Unit 1: Systems Theory

Systems theory is the interdisciplinary study of systems. A system is an interconnected set of components that, under certain rules, look to achieve one same goal.

In systems theory, there are several key concepts:

  • Synergy, which is the cooperative action of independent sub-systems.
  • Having recursivity in a system means that every one of its components is independent and synergistic with each other.
  • Homoeostasis is the level of response and adaptation to context that a system has.
  • Semantics is a set of new words derived from new specialisations.
  • The wear and tear that a system suffers with time or as a byproduct of its own operation is known as entropy.
  • The principle that establishes that a system and its components must achieve the same goal is known as equifinality.

Operations research is the application of the scientific method to improve decision making, within the context of systems theory.

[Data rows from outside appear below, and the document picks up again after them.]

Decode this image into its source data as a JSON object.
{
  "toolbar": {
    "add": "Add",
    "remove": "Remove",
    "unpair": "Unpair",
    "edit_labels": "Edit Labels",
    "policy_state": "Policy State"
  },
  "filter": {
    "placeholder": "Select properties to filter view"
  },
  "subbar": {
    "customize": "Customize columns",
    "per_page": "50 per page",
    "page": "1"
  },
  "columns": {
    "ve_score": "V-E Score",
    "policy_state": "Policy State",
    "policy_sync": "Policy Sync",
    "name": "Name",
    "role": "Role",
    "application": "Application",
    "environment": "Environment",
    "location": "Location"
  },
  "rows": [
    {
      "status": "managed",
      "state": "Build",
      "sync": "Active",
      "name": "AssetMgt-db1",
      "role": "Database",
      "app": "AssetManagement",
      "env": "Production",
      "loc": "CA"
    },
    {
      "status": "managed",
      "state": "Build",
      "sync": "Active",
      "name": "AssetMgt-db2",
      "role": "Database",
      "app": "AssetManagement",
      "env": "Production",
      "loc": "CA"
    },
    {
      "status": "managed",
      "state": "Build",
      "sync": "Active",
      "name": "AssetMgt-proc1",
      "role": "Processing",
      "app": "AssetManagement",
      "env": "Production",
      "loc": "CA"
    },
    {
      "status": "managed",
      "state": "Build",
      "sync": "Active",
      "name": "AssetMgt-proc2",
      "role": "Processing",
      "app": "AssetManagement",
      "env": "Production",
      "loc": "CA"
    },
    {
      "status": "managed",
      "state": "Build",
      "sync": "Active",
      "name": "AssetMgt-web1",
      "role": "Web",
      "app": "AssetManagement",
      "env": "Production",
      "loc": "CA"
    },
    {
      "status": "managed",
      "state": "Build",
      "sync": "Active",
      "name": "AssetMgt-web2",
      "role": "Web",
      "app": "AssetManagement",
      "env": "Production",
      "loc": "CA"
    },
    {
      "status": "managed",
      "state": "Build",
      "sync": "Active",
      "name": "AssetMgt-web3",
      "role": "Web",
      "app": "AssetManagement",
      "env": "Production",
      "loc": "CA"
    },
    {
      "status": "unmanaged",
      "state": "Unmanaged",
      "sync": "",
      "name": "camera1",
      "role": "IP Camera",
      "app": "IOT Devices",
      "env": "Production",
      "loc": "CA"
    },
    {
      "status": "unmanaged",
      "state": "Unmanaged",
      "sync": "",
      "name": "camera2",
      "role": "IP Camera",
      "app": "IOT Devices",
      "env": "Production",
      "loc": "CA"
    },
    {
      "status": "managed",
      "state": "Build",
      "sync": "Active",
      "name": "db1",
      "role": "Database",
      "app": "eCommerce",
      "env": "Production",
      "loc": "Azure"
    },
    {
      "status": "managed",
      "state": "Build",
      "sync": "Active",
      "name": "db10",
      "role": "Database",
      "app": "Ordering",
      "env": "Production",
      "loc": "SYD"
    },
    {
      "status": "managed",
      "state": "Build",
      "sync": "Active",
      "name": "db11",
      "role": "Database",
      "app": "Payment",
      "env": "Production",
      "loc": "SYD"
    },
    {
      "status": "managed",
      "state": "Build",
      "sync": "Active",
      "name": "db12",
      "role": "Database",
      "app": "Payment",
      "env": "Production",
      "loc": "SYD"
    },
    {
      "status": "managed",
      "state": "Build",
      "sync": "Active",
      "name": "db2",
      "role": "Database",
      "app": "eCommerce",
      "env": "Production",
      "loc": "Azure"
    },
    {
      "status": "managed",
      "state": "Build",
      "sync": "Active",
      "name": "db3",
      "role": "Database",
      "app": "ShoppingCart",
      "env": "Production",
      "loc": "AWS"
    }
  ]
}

Unit 2: Mathematical Models

A mathematical model is an abstract representation of a problem. Mathematical models can be:

  • Normative, which describe a functional relation and prescribe a specific course of action.
  • Descriptive. which describe a functional relation but don’t prescribe any course of action.
  • Deterministic, which means that all of its parameters are known.

A linear function is a type of function where sums and scalar products behave nicely. Linear inequalities are similar.

With these two, we can model a linear programming problem (LPP), which is basically a problem where the optimum (maximum or minimum) of a linear function is sought for. The correct and adequate modelling of an LPP is crucial for its optimisation and is an essential concept for this course.